George and Kate King from Chiswick in London are among the British families relocating to the Algarve. They bought a tired eighties villa in Quinta do Lago in 2021 as a holiday home, but after spending time in Portugal have decided to move permanently with their three daughters. ‘Lockdown gave us time to think about what we wanted from life and George had such happy memories of holidays in Quinta that we decided to give our kids this experience, too,’ says Kate. ‘The more time we spent here, the more we realised that Portugal is a country on the up: great people, great food, and easy to get around. It’s also more environmentally conscious than the UK – everything about the move feels right.’

The Kings looked at properties in Vale do Lobo and in the countryside outside Almancil, but settled on Quinta do Lago, a country estate three times the size of Monaco, which since the seventies has been sensitively transformed into a lifestyle community that is a prototype for countless others across the world. ‘It hasn’t been overdeveloped – it still feels wild and raw,’ Kate says. ‘My husband can play golf but we also swim in the lake, cycle for miles through the UNESCO Ria Formosa bird sanctuary and can cross Europe’s longest wooden footbridge to a white sand beach.’

Aerial view of boats in the sea in Portugal


André Jordan, the Brazilian-Polish entrepreneur who devised Quinta do Lago (meaning ‘farm by the lake’), believed that the empty fields, pine forests and beaches should be developed in a low impact way that respected nature and the local culture. His masterplan, with two golf courses, shops, restaurants and 560 building plots, was approved by the local council, who specified that just eight percent of the land could ever be developed with the rest remaining as a nature reserve. The resort has evolved slowly, adapting to each new generation; the South Course has recently undergone a €7 million upgrade and the latest opening, the Campus, is a high-performance sports hub with a padel and tennis centre, football pitch, spa and outdoor pool.

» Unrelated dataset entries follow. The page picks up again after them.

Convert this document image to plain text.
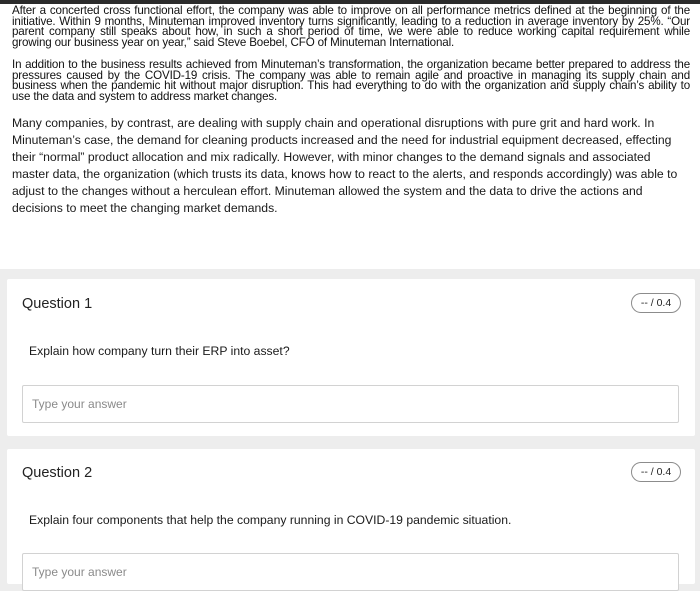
After a concerted cross functional effort, the company was able to improve on all performance metrics defined at the beginning of the initiative. Within 9 months, Minuteman improved inventory turns significantly, leading to a reduction in average inventory by 25%. “Our parent company still speaks about how, in such a short period of time, we were able to reduce working capital requirement while growing our business year on year,” said Steve Boebel, CFO of Minuteman International.

In addition to the business results achieved from Minuteman’s transformation, the organization became better prepared to address the pressures caused by the COVID-19 crisis. The company was able to remain agile and proactive in managing its supply chain and business when the pandemic hit without major disruption. This had everything to do with the organization and supply chain’s ability to use the data and system to address market changes.

Many companies, by contrast, are dealing with supply chain and operational disruptions with pure grit and hard work. In Minuteman’s case, the demand for cleaning products increased and the need for industrial equipment decreased, effecting their “normal” product allocation and mix radically. However, with minor changes to the demand signals and associated master data, the organization (which trusts its data, knows how to react to the alerts, and responds accordingly) was able to adjust to the changes without a herculean effort. Minuteman allowed the system and the data to drive the actions and decisions to meet the changing market demands.

Question 1	-- / 0.4
Explain how company turn their ERP into asset?
Type your answer
Question 2	-- / 0.4
Explain four components that help the company running in COVID-19 pandemic situation.
Type your answer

The final 30 plots were released to the market in 2023, priced from €2.295 million, while the main boulevards of Quinta do Lago are lined with palatial residences worth more than €20 million. Gold-plated values are common across the Golden Triangle, as developers target the younger generation of HNWIs who expect their homes to feature sustainable energy systems, EV charging points and the highest levels of privacy and security. Last year Savills recorded an average sales price of €3.463 million and a 15 percent price increase, making it the second-highest performing European property market.

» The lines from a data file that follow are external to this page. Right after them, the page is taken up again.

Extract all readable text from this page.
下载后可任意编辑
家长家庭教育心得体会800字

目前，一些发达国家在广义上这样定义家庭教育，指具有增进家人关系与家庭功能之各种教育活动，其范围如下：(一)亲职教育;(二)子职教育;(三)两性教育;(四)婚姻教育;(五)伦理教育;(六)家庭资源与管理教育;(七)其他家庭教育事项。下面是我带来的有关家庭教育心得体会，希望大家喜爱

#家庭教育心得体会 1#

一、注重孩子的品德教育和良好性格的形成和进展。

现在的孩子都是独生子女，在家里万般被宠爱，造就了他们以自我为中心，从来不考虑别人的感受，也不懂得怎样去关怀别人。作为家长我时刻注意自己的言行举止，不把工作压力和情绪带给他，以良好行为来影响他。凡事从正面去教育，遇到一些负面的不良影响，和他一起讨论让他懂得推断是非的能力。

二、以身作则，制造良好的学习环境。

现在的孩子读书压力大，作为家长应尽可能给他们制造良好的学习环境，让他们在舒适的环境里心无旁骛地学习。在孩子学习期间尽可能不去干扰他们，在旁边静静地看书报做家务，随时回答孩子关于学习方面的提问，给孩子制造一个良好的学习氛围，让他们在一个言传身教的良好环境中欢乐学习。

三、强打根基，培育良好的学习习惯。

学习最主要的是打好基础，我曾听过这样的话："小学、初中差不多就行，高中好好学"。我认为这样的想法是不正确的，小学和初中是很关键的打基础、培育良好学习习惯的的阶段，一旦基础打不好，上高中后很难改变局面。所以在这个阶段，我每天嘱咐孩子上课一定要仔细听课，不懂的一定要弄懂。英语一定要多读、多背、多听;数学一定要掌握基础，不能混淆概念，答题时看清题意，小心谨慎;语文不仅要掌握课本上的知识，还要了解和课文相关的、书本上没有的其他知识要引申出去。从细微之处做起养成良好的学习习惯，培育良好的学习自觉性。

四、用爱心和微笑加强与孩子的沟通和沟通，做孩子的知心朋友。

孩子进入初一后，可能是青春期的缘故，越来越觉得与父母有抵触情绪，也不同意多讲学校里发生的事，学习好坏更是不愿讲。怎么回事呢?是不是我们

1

It’s still possible, however, to find a family villa in the Golden Triangle for less than €2 million, particularly if, like the King family, you’re prepared to renovate. A three-bedroom villa with pool in the Martinhal development in Quinta, for example, is on the market for €1.2 million with Vendici Properties, while a five-bedroom house near the beach and lake is for sale for €1.95 million. 

By far the most affordable way to own a home in this part of the Algarve, though, is to buy an apartment. A two-bedroom flat with sea views in Vale do Lobo costs around €1 million, while at the Wyndham Grand in Quinta do Lago, a five-star hotel with spa, gym and Michelin-star restaurant, serviced one and two-bedroom apartments are priced from €550,000. Owners can use the properties for up to 12 weeks a year with full use of hotel amenities plus a five percent minimum guaranteed return.  ‘It’s the ultimate turnkey option – you get looked after whenever you’re here, and when you’re not, the property is earning its keep,’ explains Ana Damásio of Wyndham Grand Algarve Residences. Already 70 percent of the properties have been bought, mainly by British and Irish buyers. 

The Kings, who don’t yet speak Portuguese, appreciate that there are other English-speaking families to socialise with. But they’re also looking forward to immersing themselves in Portuguese culture and learning the language. ‘I’m not an adventurous traveller and I never saw myself living overseas, but I’m more relaxed in Portugal than I am in Chiswick,’ Kate says. ‘I used to see Quinta as a resort but it’s more of a community than we ever had in London, which is probably why I feel so at home.’


Modern villa in Portugal with floor-to-ceiling windows.